Beyond meeting regulatory requirements, firms are then able to view customer vulnerability as a catalyst for personalisation. This is where the real competitive advantage and commercial benefits can be unlocked – understanding all customer preferences and personalising products, service and support to serve customers better. Firms that have already made this leap are tapping into the opportunities offered by a more scalable and cost-effective solution.
The AI temptation: using Formula 1 car before learning to drive?
There is a new and increasingly prominent conversation happening across the industry: artificial intelligence as the solution to customer vulnerability management. If training is a horse, and digital customer vulnerability management is a car, then AI is being considered as a Formula 1 car – faster, smarter, more capable than anything that came before.
The temptation is understandable. AI tools are genuinely impressive. The possibility of identifying customers’ vulnerability signals from phone calls, behavioural patterns is a compelling proposition.
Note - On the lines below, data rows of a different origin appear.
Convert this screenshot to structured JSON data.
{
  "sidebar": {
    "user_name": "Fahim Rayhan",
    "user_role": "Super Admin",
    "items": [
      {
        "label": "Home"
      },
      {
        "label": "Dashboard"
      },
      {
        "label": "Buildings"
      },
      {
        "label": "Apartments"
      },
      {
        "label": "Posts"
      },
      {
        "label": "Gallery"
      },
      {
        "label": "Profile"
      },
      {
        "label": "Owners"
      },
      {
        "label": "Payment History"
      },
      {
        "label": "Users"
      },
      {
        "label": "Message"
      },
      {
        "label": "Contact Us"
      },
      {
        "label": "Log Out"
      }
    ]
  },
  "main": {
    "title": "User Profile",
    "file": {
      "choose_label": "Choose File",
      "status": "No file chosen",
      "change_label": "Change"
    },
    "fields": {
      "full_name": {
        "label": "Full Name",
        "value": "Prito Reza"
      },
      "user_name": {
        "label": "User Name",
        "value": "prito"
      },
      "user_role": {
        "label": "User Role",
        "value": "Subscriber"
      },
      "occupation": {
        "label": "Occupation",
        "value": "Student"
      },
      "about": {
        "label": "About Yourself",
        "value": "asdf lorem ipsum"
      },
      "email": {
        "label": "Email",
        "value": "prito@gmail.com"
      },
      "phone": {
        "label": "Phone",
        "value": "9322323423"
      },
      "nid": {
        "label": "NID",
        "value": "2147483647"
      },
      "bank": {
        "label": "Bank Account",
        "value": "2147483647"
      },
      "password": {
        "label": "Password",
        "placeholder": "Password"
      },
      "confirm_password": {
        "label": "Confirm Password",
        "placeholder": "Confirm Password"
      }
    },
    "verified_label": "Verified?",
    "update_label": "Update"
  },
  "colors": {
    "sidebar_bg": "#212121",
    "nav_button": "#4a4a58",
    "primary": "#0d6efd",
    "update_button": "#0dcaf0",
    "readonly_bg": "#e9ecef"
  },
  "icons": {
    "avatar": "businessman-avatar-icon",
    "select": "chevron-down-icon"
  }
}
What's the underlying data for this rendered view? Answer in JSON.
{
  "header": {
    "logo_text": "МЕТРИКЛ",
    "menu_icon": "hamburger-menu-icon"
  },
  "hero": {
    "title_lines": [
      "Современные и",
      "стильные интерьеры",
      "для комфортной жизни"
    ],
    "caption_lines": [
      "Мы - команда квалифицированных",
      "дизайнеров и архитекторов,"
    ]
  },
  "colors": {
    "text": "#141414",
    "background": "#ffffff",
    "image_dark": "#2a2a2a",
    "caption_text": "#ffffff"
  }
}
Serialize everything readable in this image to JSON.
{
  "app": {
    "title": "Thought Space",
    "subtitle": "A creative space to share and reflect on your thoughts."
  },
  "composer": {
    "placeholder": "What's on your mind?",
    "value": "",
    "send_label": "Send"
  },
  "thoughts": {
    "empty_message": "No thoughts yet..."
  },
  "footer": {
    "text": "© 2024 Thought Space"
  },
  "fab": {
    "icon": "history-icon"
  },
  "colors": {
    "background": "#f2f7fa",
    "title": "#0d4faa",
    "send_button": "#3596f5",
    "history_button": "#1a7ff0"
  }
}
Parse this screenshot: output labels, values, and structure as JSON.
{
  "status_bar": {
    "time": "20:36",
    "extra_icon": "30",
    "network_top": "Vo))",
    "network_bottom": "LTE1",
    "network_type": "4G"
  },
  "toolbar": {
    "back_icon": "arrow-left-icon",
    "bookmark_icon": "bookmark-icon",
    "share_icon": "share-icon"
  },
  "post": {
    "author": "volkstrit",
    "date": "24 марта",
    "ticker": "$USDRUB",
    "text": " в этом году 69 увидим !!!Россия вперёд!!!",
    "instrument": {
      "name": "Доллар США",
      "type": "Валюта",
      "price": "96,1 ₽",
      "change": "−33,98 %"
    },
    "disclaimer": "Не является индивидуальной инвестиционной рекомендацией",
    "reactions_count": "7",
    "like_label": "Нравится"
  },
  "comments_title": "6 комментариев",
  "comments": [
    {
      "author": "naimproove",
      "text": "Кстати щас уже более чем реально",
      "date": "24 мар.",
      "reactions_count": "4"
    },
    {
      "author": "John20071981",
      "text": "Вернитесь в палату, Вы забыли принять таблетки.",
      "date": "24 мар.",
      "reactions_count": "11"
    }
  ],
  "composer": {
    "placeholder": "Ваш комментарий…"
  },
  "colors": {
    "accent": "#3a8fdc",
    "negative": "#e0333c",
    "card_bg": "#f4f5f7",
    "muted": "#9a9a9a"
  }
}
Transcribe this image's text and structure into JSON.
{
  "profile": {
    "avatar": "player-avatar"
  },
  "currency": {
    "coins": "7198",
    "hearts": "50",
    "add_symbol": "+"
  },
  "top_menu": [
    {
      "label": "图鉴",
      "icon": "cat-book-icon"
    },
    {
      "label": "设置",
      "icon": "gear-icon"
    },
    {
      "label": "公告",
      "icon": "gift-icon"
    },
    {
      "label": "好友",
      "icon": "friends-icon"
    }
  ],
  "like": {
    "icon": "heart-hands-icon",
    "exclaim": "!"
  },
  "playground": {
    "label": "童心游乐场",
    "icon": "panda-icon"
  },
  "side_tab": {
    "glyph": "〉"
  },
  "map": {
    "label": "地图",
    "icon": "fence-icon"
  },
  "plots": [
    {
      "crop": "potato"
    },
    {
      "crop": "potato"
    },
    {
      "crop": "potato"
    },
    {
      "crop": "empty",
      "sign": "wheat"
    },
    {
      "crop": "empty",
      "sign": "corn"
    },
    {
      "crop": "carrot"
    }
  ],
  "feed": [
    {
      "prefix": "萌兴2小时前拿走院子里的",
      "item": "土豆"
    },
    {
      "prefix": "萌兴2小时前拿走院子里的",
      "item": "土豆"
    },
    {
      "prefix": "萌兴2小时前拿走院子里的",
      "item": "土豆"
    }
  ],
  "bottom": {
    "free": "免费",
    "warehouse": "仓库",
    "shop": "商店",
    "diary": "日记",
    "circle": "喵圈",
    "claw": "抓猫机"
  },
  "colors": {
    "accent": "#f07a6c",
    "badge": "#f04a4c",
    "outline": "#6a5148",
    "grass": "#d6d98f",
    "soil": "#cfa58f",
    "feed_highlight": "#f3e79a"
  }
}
But there is a prior question that this conversation is skipping: most firms have not yet moved from the horse to the car. They do not yet have consistent, structured, digital customer vulnerability data. They do not yet have the systematic identification processes that would generate the clean, reliable data that AI systems require to function well. Deploying AI on top of inconsistent manual processes does not solve the inconsistencies – it amplifies them, and does so in ways that are harder to audit and explain to a regulator.
The real irony is that AI’s clearest benefit is saving human time, yet much of the industry still depends on heavily manual methods to identify and manage customer vulnerability.
The firms that will benefit from AI-enabled vulnerability management in the future are the firms that build the right digital infrastructure and data now. The car has to come before the racing circuit.
What this means in practice
The way forward for firms is a move from training-led approaches to digital vulnerability management – with the sophisticated systems required to manage vulnerability models, capture consistent data, generate meaningful management information, and support Consumer Duty obligations at every level of governance.
That is not a small change. It requires investment, commitment, and organisational will. But the alternative – continuing to ask for a faster horse while the regulatory and competitive environment demands something categorically different – is increasingly untenable.
With digital systems already available across the market, the car is built and ready to go. The question for firms now is: when they are ready to drive it?